Officials never disclosed an official number of arrests during the protests, although court officials said there were 23 quick trials in August against 67 defendants charged with lesser charges, such as public unrest.

Since then, prosecutors have formalized more serious charges such as sedition against other defendants, said Salomé García of Justice 11J – a group with members in Cuba and abroad trying to track down the detainees’ cases.

The organization said it has confirmed 1,334 arrests, 223 convictions on various charges, and 231 others on charges. It said 98 people had been fined.

The group said that 48 people under the age of 18 were among the first detainees – the age of criminal responsibility in Cuba is 16 – although several of them have since been released.

Roxana García, the sister of 24-year-old defendant Andy Dunier Garcia, said she was told the trials are expected to take three to four days. Her brother is charged with public disturbance, assault and disregard for authority in Santa Clara.

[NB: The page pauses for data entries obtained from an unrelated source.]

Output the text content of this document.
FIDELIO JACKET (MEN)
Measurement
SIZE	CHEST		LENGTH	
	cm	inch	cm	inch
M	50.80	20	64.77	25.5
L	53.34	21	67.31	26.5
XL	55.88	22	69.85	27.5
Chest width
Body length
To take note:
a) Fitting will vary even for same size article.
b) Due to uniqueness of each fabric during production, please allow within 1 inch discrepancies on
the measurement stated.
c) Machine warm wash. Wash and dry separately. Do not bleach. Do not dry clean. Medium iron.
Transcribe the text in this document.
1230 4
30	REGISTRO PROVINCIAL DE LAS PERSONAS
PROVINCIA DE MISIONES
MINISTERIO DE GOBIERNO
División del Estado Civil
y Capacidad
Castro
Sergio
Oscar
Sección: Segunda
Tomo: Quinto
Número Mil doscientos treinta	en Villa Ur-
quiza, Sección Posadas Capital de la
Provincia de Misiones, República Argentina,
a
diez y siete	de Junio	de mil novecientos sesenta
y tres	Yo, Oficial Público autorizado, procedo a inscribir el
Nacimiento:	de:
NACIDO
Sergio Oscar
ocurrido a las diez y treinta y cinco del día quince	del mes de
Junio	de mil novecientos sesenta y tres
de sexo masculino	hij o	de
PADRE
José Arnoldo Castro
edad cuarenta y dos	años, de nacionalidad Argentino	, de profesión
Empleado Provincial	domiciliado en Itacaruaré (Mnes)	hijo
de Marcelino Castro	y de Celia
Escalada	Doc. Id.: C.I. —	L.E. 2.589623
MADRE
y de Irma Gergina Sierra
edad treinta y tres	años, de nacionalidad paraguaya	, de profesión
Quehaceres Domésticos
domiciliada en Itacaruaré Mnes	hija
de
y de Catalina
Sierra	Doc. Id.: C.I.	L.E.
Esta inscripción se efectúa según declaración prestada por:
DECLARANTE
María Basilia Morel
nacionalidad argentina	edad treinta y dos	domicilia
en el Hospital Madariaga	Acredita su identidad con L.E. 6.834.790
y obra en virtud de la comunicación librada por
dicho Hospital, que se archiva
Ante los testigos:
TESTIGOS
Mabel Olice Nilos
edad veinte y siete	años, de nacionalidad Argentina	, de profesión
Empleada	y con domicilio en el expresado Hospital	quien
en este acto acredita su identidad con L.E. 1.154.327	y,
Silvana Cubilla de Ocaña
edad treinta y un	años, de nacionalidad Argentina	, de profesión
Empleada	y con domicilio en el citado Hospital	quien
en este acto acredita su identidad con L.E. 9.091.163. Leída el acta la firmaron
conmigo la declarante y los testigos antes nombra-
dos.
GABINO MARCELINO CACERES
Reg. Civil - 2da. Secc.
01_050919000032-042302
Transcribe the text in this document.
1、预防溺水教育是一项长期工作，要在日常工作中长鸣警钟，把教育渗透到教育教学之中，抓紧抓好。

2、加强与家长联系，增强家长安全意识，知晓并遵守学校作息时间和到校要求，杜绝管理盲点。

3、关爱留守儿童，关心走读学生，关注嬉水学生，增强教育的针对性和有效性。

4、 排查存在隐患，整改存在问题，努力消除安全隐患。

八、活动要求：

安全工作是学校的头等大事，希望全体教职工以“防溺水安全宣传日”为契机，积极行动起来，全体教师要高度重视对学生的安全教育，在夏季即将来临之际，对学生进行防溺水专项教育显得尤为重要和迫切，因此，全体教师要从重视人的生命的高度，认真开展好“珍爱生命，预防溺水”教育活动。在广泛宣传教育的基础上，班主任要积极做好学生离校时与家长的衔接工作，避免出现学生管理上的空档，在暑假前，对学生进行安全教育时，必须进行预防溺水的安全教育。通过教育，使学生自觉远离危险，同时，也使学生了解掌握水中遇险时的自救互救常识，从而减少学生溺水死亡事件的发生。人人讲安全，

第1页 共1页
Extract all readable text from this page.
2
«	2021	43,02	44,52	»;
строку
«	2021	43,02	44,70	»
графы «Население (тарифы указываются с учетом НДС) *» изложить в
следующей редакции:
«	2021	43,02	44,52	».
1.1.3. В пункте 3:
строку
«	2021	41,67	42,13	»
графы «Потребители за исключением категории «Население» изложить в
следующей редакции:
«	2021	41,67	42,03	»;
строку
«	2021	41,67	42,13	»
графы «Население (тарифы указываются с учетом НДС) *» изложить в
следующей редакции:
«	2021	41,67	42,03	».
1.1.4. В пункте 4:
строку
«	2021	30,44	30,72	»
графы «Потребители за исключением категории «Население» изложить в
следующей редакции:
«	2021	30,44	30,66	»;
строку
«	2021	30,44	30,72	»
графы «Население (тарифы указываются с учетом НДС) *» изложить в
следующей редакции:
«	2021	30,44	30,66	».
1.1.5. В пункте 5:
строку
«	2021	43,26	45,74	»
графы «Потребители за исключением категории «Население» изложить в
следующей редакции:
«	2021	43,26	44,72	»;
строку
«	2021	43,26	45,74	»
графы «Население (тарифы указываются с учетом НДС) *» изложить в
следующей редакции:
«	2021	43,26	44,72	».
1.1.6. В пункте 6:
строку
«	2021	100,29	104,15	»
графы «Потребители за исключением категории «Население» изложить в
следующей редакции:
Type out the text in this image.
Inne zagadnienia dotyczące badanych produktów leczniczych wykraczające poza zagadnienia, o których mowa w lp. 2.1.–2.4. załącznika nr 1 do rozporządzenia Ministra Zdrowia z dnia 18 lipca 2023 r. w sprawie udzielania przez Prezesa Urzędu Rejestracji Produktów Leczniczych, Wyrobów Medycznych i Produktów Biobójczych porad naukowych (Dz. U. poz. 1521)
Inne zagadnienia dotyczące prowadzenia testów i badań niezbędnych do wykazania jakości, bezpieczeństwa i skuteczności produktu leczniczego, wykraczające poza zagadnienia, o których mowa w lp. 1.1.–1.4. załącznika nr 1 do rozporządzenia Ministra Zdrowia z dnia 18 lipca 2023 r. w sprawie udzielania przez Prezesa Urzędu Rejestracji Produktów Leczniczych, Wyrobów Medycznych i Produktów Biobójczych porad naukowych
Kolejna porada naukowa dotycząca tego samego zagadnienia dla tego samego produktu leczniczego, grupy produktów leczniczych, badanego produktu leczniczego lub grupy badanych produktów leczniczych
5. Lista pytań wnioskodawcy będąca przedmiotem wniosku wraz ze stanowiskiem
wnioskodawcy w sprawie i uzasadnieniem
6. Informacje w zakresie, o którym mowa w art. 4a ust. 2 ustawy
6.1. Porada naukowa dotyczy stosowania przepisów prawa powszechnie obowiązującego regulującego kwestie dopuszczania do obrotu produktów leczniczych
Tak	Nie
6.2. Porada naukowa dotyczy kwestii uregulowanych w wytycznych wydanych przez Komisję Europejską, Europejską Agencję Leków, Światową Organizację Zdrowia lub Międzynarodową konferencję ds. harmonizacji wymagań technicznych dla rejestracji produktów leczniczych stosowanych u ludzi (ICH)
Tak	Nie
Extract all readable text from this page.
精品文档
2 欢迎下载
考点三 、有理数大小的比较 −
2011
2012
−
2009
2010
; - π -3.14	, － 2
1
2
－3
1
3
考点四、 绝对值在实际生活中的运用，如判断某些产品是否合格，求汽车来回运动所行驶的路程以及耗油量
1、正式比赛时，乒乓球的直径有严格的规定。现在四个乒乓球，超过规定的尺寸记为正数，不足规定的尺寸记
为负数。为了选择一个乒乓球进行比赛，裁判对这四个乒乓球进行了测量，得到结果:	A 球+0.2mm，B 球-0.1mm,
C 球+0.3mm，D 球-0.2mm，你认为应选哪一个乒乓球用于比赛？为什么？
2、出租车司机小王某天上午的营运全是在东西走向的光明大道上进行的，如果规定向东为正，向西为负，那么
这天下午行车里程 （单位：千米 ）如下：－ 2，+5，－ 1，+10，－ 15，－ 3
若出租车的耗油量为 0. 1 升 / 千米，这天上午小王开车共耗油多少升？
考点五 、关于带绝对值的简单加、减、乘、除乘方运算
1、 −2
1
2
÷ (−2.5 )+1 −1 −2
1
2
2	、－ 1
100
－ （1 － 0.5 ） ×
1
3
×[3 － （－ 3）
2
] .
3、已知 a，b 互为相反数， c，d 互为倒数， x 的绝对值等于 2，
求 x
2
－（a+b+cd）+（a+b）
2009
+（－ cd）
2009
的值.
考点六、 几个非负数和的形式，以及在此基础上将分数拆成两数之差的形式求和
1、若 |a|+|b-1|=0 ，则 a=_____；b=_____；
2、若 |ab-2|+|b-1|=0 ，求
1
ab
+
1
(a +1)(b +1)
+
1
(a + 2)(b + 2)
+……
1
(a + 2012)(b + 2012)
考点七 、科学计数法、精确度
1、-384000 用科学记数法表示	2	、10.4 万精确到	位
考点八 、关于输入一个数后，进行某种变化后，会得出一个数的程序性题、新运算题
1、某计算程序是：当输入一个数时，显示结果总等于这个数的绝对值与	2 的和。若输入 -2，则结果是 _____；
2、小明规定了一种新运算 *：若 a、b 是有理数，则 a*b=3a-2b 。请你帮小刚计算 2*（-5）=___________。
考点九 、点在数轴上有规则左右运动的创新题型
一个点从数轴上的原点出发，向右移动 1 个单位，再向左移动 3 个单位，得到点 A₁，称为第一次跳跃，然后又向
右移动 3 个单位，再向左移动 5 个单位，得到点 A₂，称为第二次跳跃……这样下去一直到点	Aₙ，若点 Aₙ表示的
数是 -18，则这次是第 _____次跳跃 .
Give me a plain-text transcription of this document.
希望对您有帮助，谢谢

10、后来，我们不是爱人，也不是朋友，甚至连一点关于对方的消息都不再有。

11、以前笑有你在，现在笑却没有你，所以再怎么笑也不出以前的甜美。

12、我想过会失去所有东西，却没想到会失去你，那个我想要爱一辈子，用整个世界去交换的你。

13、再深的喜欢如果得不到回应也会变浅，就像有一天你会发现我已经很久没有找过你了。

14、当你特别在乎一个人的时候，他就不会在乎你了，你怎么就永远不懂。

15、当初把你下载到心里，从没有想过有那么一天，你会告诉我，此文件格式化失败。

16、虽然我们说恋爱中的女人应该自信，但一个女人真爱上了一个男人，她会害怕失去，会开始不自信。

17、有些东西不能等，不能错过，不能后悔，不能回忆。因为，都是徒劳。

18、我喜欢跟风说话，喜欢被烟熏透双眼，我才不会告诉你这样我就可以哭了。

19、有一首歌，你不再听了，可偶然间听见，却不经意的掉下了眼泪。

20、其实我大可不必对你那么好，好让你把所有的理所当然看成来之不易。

She said the defense attorney appeared to be doing a good job and said the only witnesses against the defendants were “the same police who beat them”.

In Havana, Yaquelín Cruz said her 20-year-old son Dariel Cruz would be sentenced by prosecutors to 15 years for sedition in order to overthrow a legitimate government. She said her son was recently stabbed to death in prison.

Justice 11J’s list of cases indicates that some in Holguín are sentenced to 30 years in prison on the same charge.

Several relatives said they had been told that only one family member for each of the accused would be admitted to the courtroom.

The government authorities did not immediately respond to requests for information about the cases.

The United States has denied mobilizing the protests and responded to Cuba’s crackdown on the demonstrations with sanctions against officials it believes were involved.